Le juge se place, pour apprécier ces divers éléments, au jour du prononcé du divorce. Le critère général est donc celui des besoins et des ressources, tempéré par les perspectives d'avenir et d'évolution des situations respectives des époux dans un avenir prévisible. Il ne doit pas s'arrêter à la "situation actuelle" des époux (Cour de Cassation 2e chambre civile, 23 mai 2001).
 
Lorsque le débiteur n’est pas en mesure de verser le capital, le juge fixe les modalités de paiement du capital en rente dans la limite de huit années (article 275 du code civil).
Cependant, le débiteur peut demander la révision de ces modalités de paiement en cas de changement « important » de sa situation.
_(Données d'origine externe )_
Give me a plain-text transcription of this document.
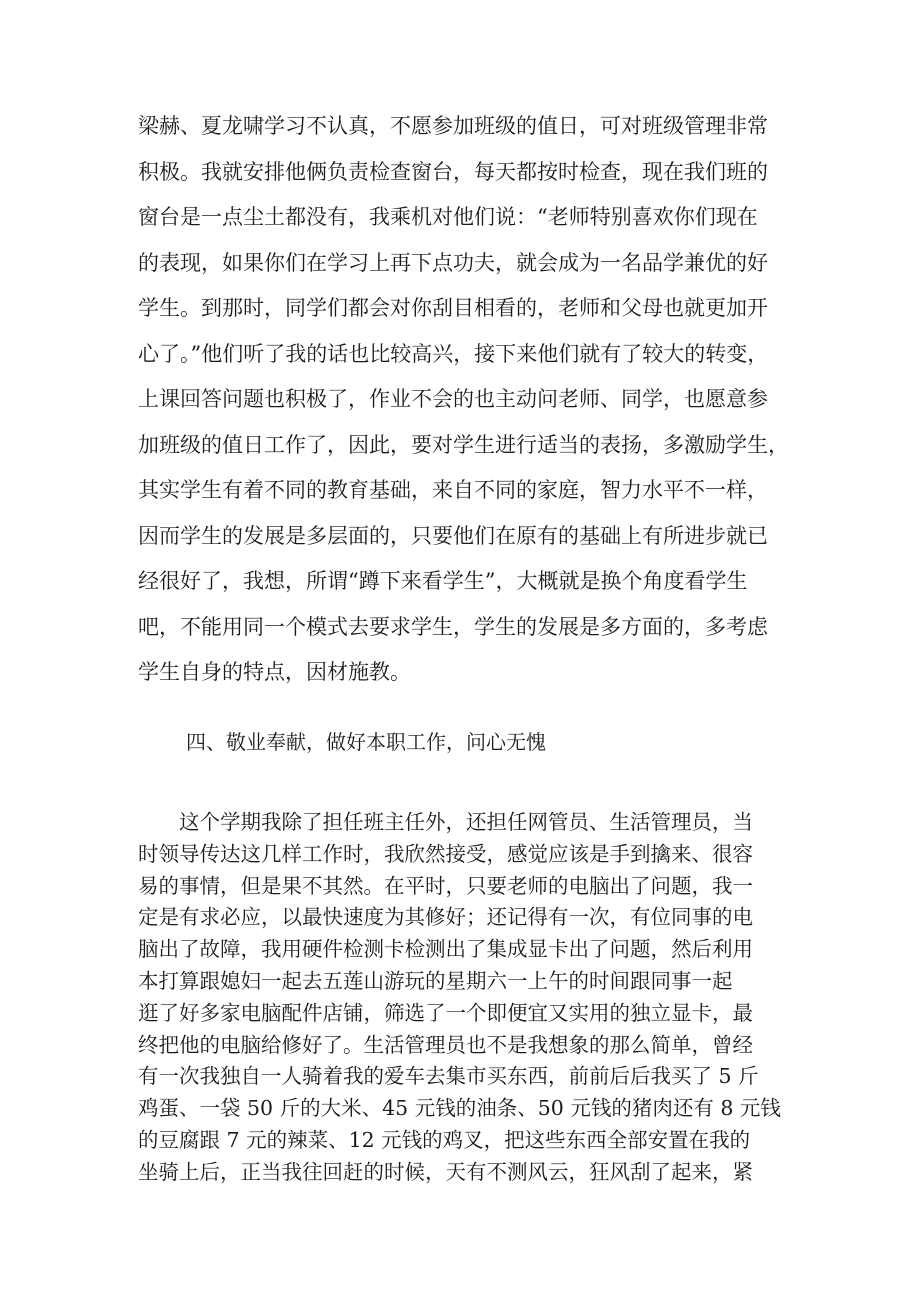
梁赫、夏龙啸学习不认真，不愿参加班级的值日，可对班级管理非常
积极。我就安排他俩负责检查窗台，每天都按时检查，现在我们班的
窗台是一点尘土都没有，我乘机对他们说：“老师特别喜欢你们现在
的表现，如果你们在学习上再下点功夫，就会成为一名品学兼优的好
学生。到那时，同学们都会对你刮目相看的，老师和父母也就更加开
心了。”他们听了我的话也比较高兴，接下来他们就有了较大的转变，
上课回答问题也积极了，作业不会的也主动问老师、同学，也愿意参
加班级的值日工作了，因此，要对学生进行适当的表扬，多激励学生，
其实学生有着不同的教育基础，来自不同的家庭，智力水平不一样，
因而学生的发展是多层面的，只要他们在原有的基础上有所进步就已
经很好了，我想，所谓“蹲下来看学生”，大概就是换个角度看学生
吧，不能用同一个模式去要求学生，学生的发展是多方面的，多考虑
学生自身的特点，因材施教。
四、敬业奉献，做好本职工作，问心无愧
　　这个学期我除了担任班主任外，还担任网管员、生活管理员，当
时领导传达这几样工作时，我欣然接受，感觉应该是手到擒来、很容
易的事情，但是果不其然。在平时，只要老师的电脑出了问题，我一
定是有求必应，以最快速度为其修好；还记得有一次，有位同事的电
脑出了故障，我用硬件检测卡检测出了集成显卡出了问题，然后利用
本打算跟媳妇一起去五莲山游玩的星期六一上午的时间跟同事一起
逛了好多家电脑配件店铺，筛选了一个即便宜又实用的独立显卡，最
终把他的电脑给修好了。生活管理员也不是我想象的那么简单，曾经
有一次我独自一人骑着我的爱车去集市买东西，前前后后我买了 5 斤
鸡蛋、一袋 50 斤的大米、45 元钱的油条、50 元钱的猪肉还有 8 元钱
的豆腐跟 7 元的辣菜、12 元钱的鸡叉，把这些东西全部安置在我的
坐骑上后，正当我往回赶的时候，天有不测风云，狂风刮了起来，紧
A titre exceptionnel, le juge peut alors, par décision spéciale et motivée, autoriser le versement du capital sur une durée supérieure à huit ans.
 
Si la prestation compensatoire a été fixée sous forme de rente, elle peut être révisée, suspendue ou supprimée en cas de changement important dans les ressources ou les besoins de l’une ou l’autre des parties (article 276-3 du code civil).

 
La loi prévoit la possibilité de réviser la prestation compensatoire (article 272 du code civil).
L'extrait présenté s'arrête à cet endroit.